March 10, 2011

The Hype About Cloud Computing is Wrong! John Hagel Explains Waves of Disruption at Cloud Connect



by Cary J. Calderone

This week was my first time visiting the Cloud Connect event in Silicon Valley. The event offered a great selection of tracks and speakers. Some speakers came from established companies that are trying to be leaders in the Cloud (Microsoft, Amazon), and others came from new Cloud companies.   Opinions and projections were delivered in a variety of formats. For example, unlike typical single-speaker Keynotes, Tuesday included 10 different speakers, most of whom gave quick 10-minute presentations.   The Wednesday Cloud Industry Summit presentation by John Hagel (another bio), one of the most respected technology thought leaders in the history of Silicon Valley, had no PowerPoint slides, and lasted only 20 minutes.   But that was plenty of time for Mr. Hagel to explain the disruptive nature of the Cloud and to make his most important point.  He believes the current "hype" about the Cloud is wrong.   "We have underestimated the impact!"

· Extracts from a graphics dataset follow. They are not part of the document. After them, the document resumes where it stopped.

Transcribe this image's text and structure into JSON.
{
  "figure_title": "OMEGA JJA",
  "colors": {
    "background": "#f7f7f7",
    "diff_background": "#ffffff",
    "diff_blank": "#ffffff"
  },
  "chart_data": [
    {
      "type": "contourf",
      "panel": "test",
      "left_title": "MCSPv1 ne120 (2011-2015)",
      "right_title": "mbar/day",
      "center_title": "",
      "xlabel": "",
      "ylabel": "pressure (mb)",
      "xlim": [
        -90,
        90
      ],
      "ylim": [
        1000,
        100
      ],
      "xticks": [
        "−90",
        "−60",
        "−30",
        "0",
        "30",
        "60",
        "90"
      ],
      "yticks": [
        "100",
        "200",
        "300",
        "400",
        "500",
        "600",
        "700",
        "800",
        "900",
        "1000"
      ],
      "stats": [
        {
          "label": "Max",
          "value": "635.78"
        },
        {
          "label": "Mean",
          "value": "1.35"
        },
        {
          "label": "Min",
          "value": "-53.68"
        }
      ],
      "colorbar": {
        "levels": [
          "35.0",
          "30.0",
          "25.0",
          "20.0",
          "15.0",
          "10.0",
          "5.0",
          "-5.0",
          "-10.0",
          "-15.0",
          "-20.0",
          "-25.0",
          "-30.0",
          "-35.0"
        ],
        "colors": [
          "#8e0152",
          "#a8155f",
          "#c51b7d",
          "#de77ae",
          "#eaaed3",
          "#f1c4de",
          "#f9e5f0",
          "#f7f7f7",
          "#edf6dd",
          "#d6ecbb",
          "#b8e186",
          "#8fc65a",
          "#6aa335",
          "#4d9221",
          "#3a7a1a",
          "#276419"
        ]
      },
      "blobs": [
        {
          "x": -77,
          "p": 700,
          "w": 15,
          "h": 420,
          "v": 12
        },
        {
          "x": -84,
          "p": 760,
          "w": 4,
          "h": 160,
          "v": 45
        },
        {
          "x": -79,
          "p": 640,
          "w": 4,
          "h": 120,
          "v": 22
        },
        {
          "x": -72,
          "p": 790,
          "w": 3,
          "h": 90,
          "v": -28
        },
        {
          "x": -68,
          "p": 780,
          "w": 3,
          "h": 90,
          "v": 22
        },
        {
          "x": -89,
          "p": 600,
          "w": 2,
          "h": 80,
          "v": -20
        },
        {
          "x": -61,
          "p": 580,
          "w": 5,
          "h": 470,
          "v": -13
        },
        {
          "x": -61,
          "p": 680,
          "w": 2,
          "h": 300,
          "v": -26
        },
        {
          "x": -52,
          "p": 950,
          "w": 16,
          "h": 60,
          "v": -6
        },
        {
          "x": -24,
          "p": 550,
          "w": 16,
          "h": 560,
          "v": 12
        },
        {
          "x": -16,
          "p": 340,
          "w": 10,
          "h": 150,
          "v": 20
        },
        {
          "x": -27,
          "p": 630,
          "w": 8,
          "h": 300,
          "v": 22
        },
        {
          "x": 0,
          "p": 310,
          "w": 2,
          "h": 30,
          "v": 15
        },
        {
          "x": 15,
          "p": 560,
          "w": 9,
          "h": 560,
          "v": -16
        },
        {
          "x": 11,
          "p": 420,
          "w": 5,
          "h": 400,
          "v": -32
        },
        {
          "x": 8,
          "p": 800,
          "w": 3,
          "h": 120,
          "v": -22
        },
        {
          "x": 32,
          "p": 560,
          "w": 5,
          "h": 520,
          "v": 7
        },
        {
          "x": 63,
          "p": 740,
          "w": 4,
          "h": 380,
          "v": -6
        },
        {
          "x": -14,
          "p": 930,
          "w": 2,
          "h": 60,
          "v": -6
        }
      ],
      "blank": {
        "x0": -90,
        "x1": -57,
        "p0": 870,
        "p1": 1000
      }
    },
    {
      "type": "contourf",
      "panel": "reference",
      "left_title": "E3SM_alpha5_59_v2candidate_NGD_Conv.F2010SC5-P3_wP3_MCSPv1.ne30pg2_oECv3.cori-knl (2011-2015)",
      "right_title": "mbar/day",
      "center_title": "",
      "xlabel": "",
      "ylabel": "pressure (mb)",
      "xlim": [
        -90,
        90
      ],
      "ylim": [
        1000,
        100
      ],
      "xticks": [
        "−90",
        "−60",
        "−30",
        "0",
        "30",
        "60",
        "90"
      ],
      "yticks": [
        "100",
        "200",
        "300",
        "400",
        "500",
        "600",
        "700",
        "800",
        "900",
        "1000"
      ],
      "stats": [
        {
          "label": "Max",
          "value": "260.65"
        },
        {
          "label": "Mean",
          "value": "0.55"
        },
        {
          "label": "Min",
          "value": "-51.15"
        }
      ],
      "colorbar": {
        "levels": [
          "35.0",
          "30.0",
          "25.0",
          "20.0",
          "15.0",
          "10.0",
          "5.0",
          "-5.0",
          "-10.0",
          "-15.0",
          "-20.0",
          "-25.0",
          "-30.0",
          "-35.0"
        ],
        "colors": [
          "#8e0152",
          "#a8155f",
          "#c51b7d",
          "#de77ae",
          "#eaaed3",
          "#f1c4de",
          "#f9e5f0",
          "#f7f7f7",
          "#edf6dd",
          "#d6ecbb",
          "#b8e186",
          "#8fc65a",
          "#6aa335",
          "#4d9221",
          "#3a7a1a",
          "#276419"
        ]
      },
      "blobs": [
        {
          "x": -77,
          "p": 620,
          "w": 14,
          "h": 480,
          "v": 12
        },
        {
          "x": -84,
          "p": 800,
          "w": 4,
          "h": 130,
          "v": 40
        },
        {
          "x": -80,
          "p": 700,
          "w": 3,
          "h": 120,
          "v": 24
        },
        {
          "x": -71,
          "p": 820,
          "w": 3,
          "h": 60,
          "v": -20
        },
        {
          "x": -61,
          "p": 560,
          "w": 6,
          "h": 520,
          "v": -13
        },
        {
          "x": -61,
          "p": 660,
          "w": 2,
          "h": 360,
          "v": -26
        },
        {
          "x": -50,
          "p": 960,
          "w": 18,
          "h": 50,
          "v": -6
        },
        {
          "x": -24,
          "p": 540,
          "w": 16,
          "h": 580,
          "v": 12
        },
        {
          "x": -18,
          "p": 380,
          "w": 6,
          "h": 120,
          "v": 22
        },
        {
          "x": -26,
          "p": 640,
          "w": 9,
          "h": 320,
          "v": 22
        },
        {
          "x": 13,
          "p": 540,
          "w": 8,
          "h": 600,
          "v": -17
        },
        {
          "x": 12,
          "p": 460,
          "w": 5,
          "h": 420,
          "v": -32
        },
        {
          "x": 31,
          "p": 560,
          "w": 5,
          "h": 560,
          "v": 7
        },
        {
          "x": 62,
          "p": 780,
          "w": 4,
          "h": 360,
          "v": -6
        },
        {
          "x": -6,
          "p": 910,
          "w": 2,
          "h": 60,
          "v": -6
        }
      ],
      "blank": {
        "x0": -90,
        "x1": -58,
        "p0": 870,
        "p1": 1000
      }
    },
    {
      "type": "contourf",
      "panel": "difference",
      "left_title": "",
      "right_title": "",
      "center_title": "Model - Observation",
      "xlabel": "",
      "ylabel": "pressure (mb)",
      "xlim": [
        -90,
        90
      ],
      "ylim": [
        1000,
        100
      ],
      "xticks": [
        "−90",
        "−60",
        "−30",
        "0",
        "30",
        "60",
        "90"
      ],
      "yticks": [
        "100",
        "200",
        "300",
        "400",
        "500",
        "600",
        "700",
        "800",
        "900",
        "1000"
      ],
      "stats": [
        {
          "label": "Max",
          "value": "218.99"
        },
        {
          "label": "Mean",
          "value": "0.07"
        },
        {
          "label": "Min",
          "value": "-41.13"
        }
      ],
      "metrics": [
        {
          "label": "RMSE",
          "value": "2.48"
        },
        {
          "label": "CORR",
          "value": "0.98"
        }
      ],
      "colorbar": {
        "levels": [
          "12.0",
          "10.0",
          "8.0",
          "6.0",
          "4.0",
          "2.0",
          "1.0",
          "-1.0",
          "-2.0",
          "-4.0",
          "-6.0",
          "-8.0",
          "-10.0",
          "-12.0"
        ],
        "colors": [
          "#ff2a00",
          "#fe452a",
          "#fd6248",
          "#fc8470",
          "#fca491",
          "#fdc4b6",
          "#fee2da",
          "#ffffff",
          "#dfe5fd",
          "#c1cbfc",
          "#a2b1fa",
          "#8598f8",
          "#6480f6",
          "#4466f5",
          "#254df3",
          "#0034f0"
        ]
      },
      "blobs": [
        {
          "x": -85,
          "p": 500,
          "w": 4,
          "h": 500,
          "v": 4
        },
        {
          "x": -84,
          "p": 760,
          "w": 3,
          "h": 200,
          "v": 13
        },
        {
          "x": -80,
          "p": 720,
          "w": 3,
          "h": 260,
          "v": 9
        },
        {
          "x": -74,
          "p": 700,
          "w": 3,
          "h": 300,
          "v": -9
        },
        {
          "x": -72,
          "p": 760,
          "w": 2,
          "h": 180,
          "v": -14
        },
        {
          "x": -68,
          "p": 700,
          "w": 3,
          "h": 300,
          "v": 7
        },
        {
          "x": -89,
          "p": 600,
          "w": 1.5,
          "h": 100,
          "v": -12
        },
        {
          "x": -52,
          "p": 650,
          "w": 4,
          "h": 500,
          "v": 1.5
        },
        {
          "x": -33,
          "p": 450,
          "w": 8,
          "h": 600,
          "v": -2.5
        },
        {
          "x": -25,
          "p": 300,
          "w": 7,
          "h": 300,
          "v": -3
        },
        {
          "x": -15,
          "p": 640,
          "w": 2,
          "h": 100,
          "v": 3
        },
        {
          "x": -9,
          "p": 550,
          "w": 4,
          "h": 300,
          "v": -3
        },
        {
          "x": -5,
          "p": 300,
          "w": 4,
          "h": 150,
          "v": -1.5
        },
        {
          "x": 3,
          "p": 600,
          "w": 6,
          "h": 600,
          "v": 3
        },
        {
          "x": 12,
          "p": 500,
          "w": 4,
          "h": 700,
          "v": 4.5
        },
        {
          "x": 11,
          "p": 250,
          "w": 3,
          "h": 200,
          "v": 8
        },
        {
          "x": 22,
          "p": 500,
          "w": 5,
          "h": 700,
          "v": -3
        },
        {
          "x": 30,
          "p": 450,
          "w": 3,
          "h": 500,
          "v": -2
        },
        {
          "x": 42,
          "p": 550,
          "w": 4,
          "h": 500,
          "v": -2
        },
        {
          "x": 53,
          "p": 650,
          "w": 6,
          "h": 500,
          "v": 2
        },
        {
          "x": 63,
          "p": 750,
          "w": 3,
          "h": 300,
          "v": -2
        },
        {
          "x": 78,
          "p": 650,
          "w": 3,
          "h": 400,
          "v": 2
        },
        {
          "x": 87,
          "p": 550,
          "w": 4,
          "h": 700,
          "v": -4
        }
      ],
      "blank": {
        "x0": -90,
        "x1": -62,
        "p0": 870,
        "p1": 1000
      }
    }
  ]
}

In this short talk he outlined a condensed or, "CliffsNotes" version of his full working paper, "Cloud Computing, Storms on the Horizon." In brief, Hagel presented three ways the Cloud is disrupting business:
  1. Economies of Innovation
  2. Economies of Growth
  3. Enterprise Economics
The Economies of Innovation are now different with the Cloud. Instead of the old innovation model, with large up front costs and long lead times (while still facing the ultimate question, "will it work?"), the new Cloud model provides companies with the potential to innovate with much lower costs. The infrastructure is already in the Cloud, and with the "pay per use" model, it is less expensive to get started, to test, and ultimately, to expand.  New innovations can be tested faster, cheaper, and even in parallel.

Once you find a new idea that works, the Economies of Growth allows you to adopt it and scale it up faster and easier than ever before.   A big strength of the Cloud is that it provides virtually unlimited capacity for expansion.  You do not have to build data centers and expand network bandwidth to keep up, it is already there and available.   You simply add users.  Hagel gave examples of companies, like Rearden Commerce, Inc., that have used the Cloud, and specifically the Cloud's incredible computing power, to combine service offerings, that in the past, could not have been cost-effectively combined.  Under the old model, frequently there was insufficient overlap and revenue potential to justify the extra cost and resources necessary to bring in content and features from disparate systems.   In the case of Rearden, it provides a Personal Assistant feature that gives location-based  information for airlines, hotels, restaurant, car service, parking, meetings, and communications channels, all on your smartphone.  It does the work of aggregating the information from unconnected sites, collects and filters it with your specific needs and preferences, and delivers it to you.  

Third, the Cloud provides an Enterprise Economics advantage.  An enterprise can pull apart its business units and can better focus and redistribute resources.   In regulated industries, like Finance and Healthcare, they can rely on Clouds with service grids that meet the pre-determined standards for data control.   This frees the business to focus their resources in other ways, and, with perhaps, more and better innovation to their service offerings.    

Mr. Hagel did briefly cover a fourth, and the most obvious disruption, the restructuring of the IT industry. This disruption brings about lower costs and different ways in which IT services can and will be delivered.  It is the main reason that every corporate CIO is currently considering Cloud offerings.

How can this affect your DRED projects?  How may the Cloud disrupt data retention and information management?  We could and should see a fundamental change. Instead of having to organize and manage data for a particular sector, like the Health Industry, and then considering the Cloud as a place to store the data, we may end up simply moving it to a Health Cloud Data provider.  Ideally, the data will be safely stored according to the rules and there will be infinitely more network, storage, and processing capabilities available to crunch the data.  This Cloud-enabled capability to use and protect the data will far exceed that of any one individual company, especially if you are a small or mid-sized one.


On balance, my blog post of Mr. Hagel's condensed talk does not do it justice.  I urge you to read the full working paper (available here).   The disruptions are explained in much better detail.  In comparing this talk synopsis to the complete paper, I believe my description of a "CliffsNotes" version above, was spot on.  


Hagel's last bit of advice was to Cloud providers and all C-level executives. You need to talk. The Cloud offerings and potential for innovation have to be reviewed by all the executives, and not just the CIO.   The Cloud economies mean most businesses cannot just continue with "business as usual."  You either disrupt, or you will be disrupted.